Apple just shipped their new iLife package last week, which came with a new shiny upgrade to iPhoto, their photo management application. I haven’t used the app for a long time, but it now has something no other photo management application does – face recognition. I’ve played around with it for a couple hours and while the feature is very cool, it’s glaringly obvious this is their first iteration at the feature.
Good stuff first: Flagging people in photos is faster with the feature in place. Even the current iteration is useful, and fun. Adding metadata to my shots was never this enjoyable.
The the bad stuff: The interfaces to teach the classifier are slow to use and sorely lack features.
- Faces preprocesses the images to find people in your library, but with no progress indicator telling how long it’ll continue the processing. And it takes a long time to do it. Classifying people while Faces is working processed crashes iPhoto. And if you add a face manually to a shot before iPhoto has automatically processed the shot, it destroys the manual classification.

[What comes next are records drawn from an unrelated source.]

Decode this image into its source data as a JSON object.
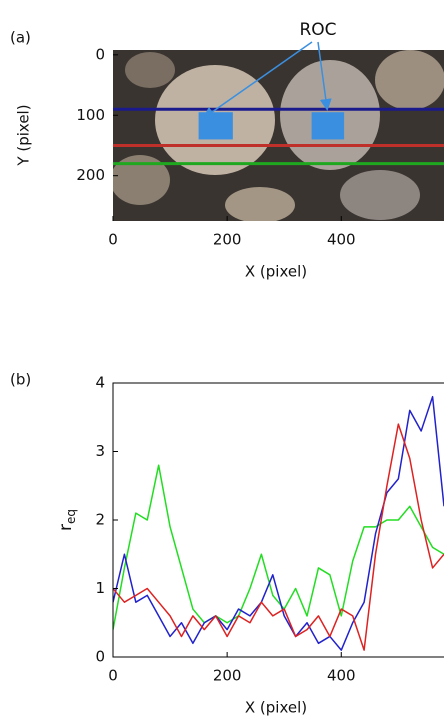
{
  "chart_data": [
    {
      "type": "image",
      "panel_label": "(a)",
      "annotation": "ROC",
      "xlabel": "X (pixel)",
      "ylabel": "Y (pixel)",
      "xlim": [
        0,
        580
      ],
      "ylim": [
        -8,
        275
      ],
      "xticks": [
        0,
        200,
        400
      ],
      "yticks": [
        0,
        100,
        200
      ],
      "y_inverted": true,
      "hlines": [
        {
          "value": 90,
          "color": "#1a1a8c"
        },
        {
          "value": 150,
          "color": "#c0302a"
        },
        {
          "value": 180,
          "color": "#1fa81f"
        }
      ],
      "regions": [
        {
          "x": [
            150,
            210
          ],
          "y": [
            95,
            140
          ],
          "color": "#3b8fe0"
        },
        {
          "x": [
            348,
            405
          ],
          "y": [
            95,
            140
          ],
          "color": "#3b8fe0"
        }
      ]
    },
    {
      "type": "line",
      "panel_label": "(b)",
      "xlabel": "X (pixel)",
      "ylabel": "r",
      "ylabel_subscript": "eq",
      "xlim": [
        0,
        580
      ],
      "ylim": [
        0,
        4
      ],
      "xticks": [
        0,
        200,
        400
      ],
      "yticks": [
        0,
        1,
        2,
        3,
        4
      ],
      "x": [
        0,
        20,
        40,
        60,
        80,
        100,
        120,
        140,
        160,
        180,
        200,
        220,
        240,
        260,
        280,
        300,
        320,
        340,
        360,
        380,
        400,
        420,
        440,
        460,
        480,
        500,
        520,
        540,
        560,
        580
      ],
      "series": [
        {
          "color": "#22dd22",
          "values": [
            0.4,
            1.3,
            2.1,
            2.0,
            2.8,
            1.9,
            1.3,
            0.7,
            0.5,
            0.6,
            0.5,
            0.6,
            1.0,
            1.5,
            0.9,
            0.7,
            1.0,
            0.6,
            1.3,
            1.2,
            0.6,
            1.4,
            1.9,
            1.9,
            2.0,
            2.0,
            2.2,
            1.9,
            1.6,
            1.5
          ]
        },
        {
          "color": "#2222cc",
          "values": [
            0.8,
            1.5,
            0.8,
            0.9,
            0.6,
            0.3,
            0.5,
            0.2,
            0.5,
            0.6,
            0.4,
            0.7,
            0.6,
            0.8,
            1.2,
            0.6,
            0.3,
            0.5,
            0.2,
            0.3,
            0.1,
            0.5,
            0.8,
            1.8,
            2.4,
            2.6,
            3.6,
            3.3,
            3.8,
            2.2
          ]
        },
        {
          "color": "#dd2222",
          "values": [
            1.0,
            0.8,
            0.9,
            1.0,
            0.8,
            0.6,
            0.3,
            0.6,
            0.4,
            0.6,
            0.3,
            0.6,
            0.5,
            0.8,
            0.6,
            0.7,
            0.3,
            0.4,
            0.6,
            0.3,
            0.7,
            0.6,
            0.1,
            1.5,
            2.5,
            3.4,
            2.9,
            2.0,
            1.3,
            1.5
          ]
        }
      ]
    }
  ]
}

- If a face is pretty small or very large, iPhoto just doesn’t find it. I suspect this is done to speed up the detection, but is annoying, and I can’t configure the tolerance. There’s no button anywhere that says, “Really, there are faces in here, search for them goddammit!”

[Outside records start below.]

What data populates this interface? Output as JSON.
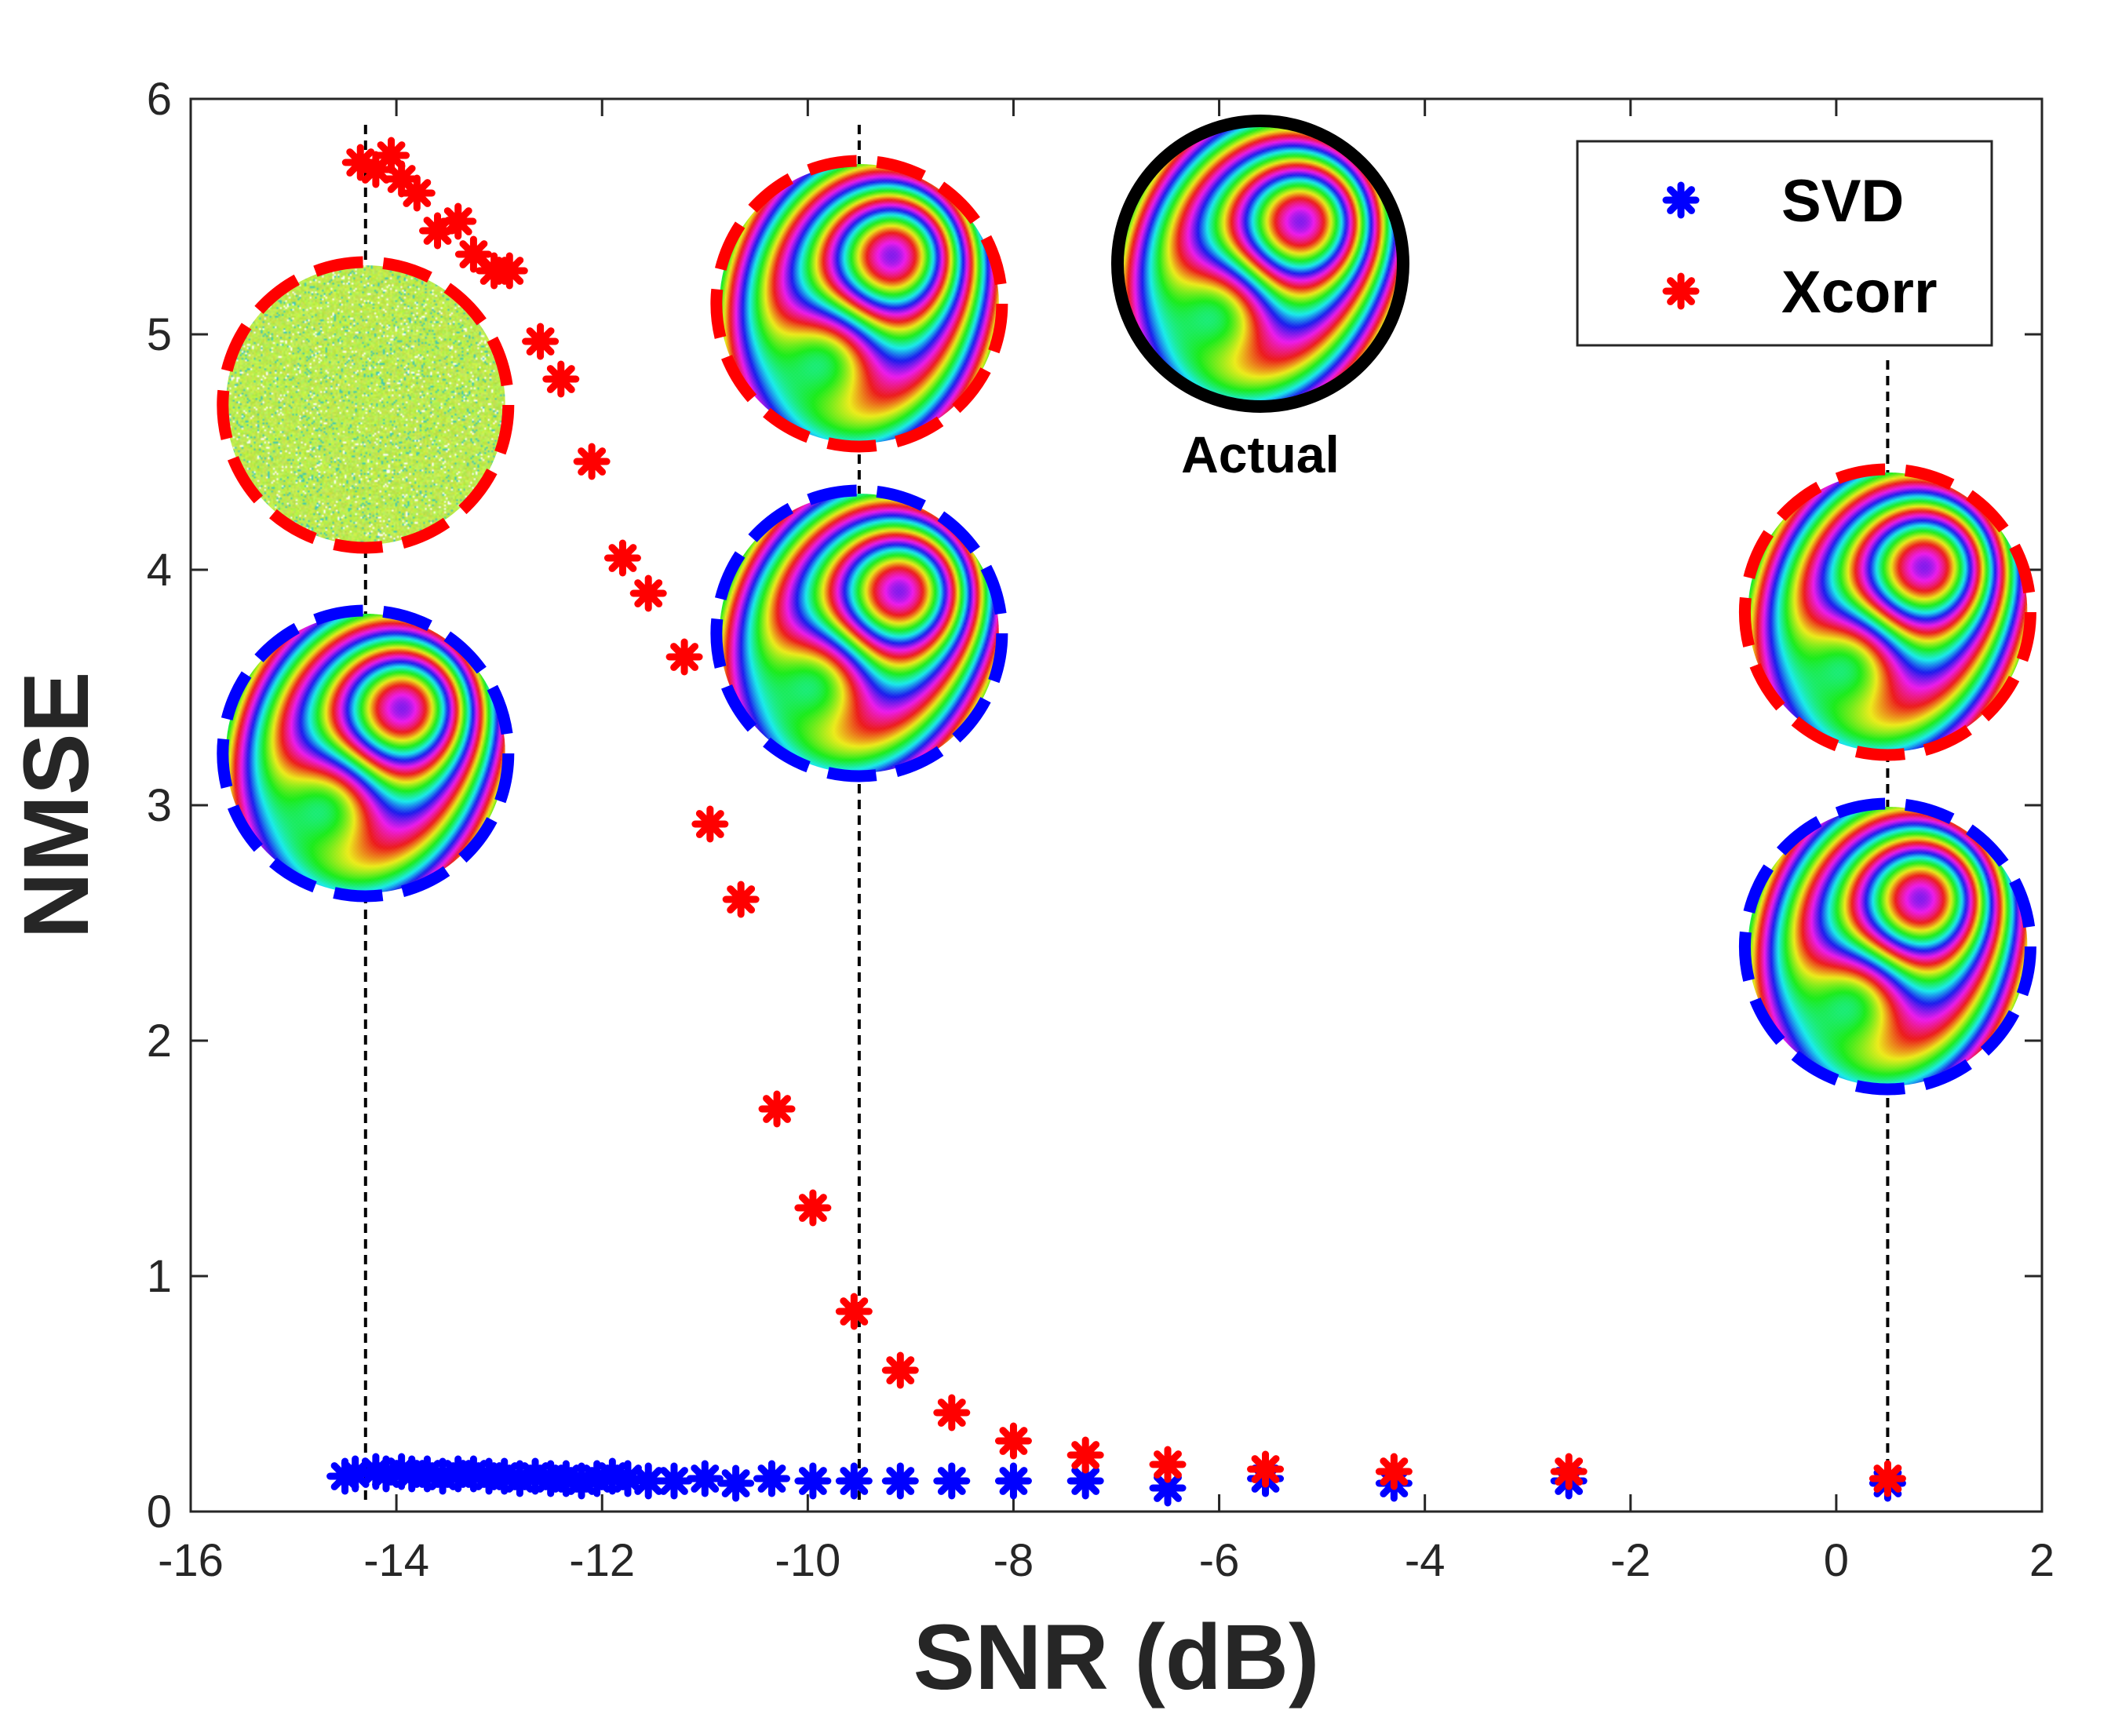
{
  "chart_data": {
    "type": "scatter",
    "title": "",
    "xlabel": "SNR (dB)",
    "ylabel": "NMSE",
    "xlim": [
      -16,
      2
    ],
    "ylim": [
      0,
      6
    ],
    "xticks": [
      "-16",
      "-14",
      "-12",
      "-10",
      "-8",
      "-6",
      "-4",
      "-2",
      "0",
      "2"
    ],
    "yticks": [
      "0",
      "1",
      "2",
      "3",
      "4",
      "5",
      "6"
    ],
    "legend_position": "top-right",
    "series": [
      {
        "name": "SVD",
        "color": "#0000ff",
        "marker": "asterisk",
        "points": [
          [
            -14.5,
            0.15
          ],
          [
            -14.4,
            0.16
          ],
          [
            -14.2,
            0.17
          ],
          [
            -14.1,
            0.16
          ],
          [
            -13.95,
            0.17
          ],
          [
            -13.85,
            0.16
          ],
          [
            -13.7,
            0.16
          ],
          [
            -13.55,
            0.15
          ],
          [
            -13.4,
            0.16
          ],
          [
            -13.25,
            0.16
          ],
          [
            -13.1,
            0.15
          ],
          [
            -12.95,
            0.15
          ],
          [
            -12.8,
            0.14
          ],
          [
            -12.65,
            0.15
          ],
          [
            -12.5,
            0.14
          ],
          [
            -12.35,
            0.14
          ],
          [
            -12.2,
            0.13
          ],
          [
            -12.05,
            0.14
          ],
          [
            -11.9,
            0.15
          ],
          [
            -11.75,
            0.14
          ],
          [
            -11.55,
            0.13
          ],
          [
            -11.3,
            0.13
          ],
          [
            -11.0,
            0.14
          ],
          [
            -10.7,
            0.12
          ],
          [
            -10.35,
            0.14
          ],
          [
            -9.95,
            0.13
          ],
          [
            -9.55,
            0.13
          ],
          [
            -9.1,
            0.13
          ],
          [
            -8.6,
            0.13
          ],
          [
            -8.0,
            0.13
          ],
          [
            -7.3,
            0.13
          ],
          [
            -6.5,
            0.1
          ],
          [
            -5.55,
            0.14
          ],
          [
            -4.3,
            0.12
          ],
          [
            -2.6,
            0.13
          ],
          [
            0.5,
            0.12
          ]
        ]
      },
      {
        "name": "Xcorr",
        "color": "#ff0000",
        "marker": "asterisk",
        "points": [
          [
            -14.35,
            5.73
          ],
          [
            -14.2,
            5.7
          ],
          [
            -14.05,
            5.76
          ],
          [
            -13.95,
            5.66
          ],
          [
            -13.8,
            5.6
          ],
          [
            -13.6,
            5.44
          ],
          [
            -13.4,
            5.48
          ],
          [
            -13.25,
            5.34
          ],
          [
            -13.05,
            5.27
          ],
          [
            -12.9,
            5.27
          ],
          [
            -12.6,
            4.97
          ],
          [
            -12.4,
            4.81
          ],
          [
            -12.1,
            4.46
          ],
          [
            -11.8,
            4.05
          ],
          [
            -11.55,
            3.9
          ],
          [
            -11.2,
            3.63
          ],
          [
            -10.95,
            2.92
          ],
          [
            -10.65,
            2.6
          ],
          [
            -10.3,
            1.71
          ],
          [
            -9.95,
            1.29
          ],
          [
            -9.55,
            0.85
          ],
          [
            -9.1,
            0.6
          ],
          [
            -8.6,
            0.42
          ],
          [
            -8.0,
            0.3
          ],
          [
            -7.3,
            0.24
          ],
          [
            -6.5,
            0.2
          ],
          [
            -5.55,
            0.18
          ],
          [
            -4.3,
            0.17
          ],
          [
            -2.6,
            0.17
          ],
          [
            0.5,
            0.14
          ]
        ]
      }
    ],
    "vertical_lines": [
      {
        "x": -14.3,
        "y0": 0.05,
        "y1": 5.9
      },
      {
        "x": -9.5,
        "y0": 0.05,
        "y1": 5.9
      },
      {
        "x": 0.5,
        "y0": 0.05,
        "y1": 4.9
      }
    ],
    "insets": [
      {
        "label": "Actual",
        "x": -5.6,
        "y": 5.3,
        "border": "black",
        "style": "solid",
        "texture": "fringe",
        "variant": 0
      },
      {
        "x": -14.3,
        "y": 4.7,
        "border": "red",
        "style": "dashed",
        "texture": "noise",
        "variant": 0
      },
      {
        "x": -14.3,
        "y": 3.22,
        "border": "blue",
        "style": "dashed",
        "texture": "fringe",
        "variant": 1
      },
      {
        "x": -9.5,
        "y": 5.13,
        "border": "red",
        "style": "dashed",
        "texture": "fringe",
        "variant": 2
      },
      {
        "x": -9.5,
        "y": 3.73,
        "border": "blue",
        "style": "dashed",
        "texture": "fringe",
        "variant": 3
      },
      {
        "x": 0.5,
        "y": 3.82,
        "border": "red",
        "style": "dashed",
        "texture": "fringe",
        "variant": 4
      },
      {
        "x": 0.5,
        "y": 2.4,
        "border": "blue",
        "style": "dashed",
        "texture": "fringe",
        "variant": 5
      }
    ]
  }
}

- I can ask for a list of photos iPhoto thinks has someone I’ve taught it, but in this mode I can only confirm if that one person is/isn’t the person iPhoto thinks it is and not tell the app who is really in the photo.
- There is no view for seeing all faces that haven’t yet been classified, you have to browse the whole library and search for photos that might contain people you haven’t taught the app before.
- When telling iPhoto who is in a photo, you’re forced to use the keyboard, even if there’s only a couple people configured in the whole system.
- When you start typing for a name and get a list of name suggestions based on people you’ve taught, you can’t use the keyboard to choose from the list, you have to click the suggestion with the mouse, which again slows down the interfaces considerably.
- The user interface that shows people who’ve been classified seems to have been designed for users who only teach the app maybe five people or so. Listed people can’t be grouped, and they’re forcefully alphabetically ordered.
- For whatever reason, Apple seems to have ignored using other metadata to help the Faces classifier. For example, in a burst of ten shots one second apart from each other, of the same people in the same location over the burst, Faces seems to ignore the fact that I’ve already taught it the people in the previous shots. Combining the time series data of the shots to the face recognition should help, but it doesn’t appear to be there.
- Last up, for some reason Faces has trouble recognizing me. I dunno if it’s the eyeglasses, but I’ve gone through sets of shots of myself which are essentially the same, and teaching the app with five shots that are essentially identical doesn’t seem to make it understand I’m the guy in the sixth shot, that’s also essentially the same shot.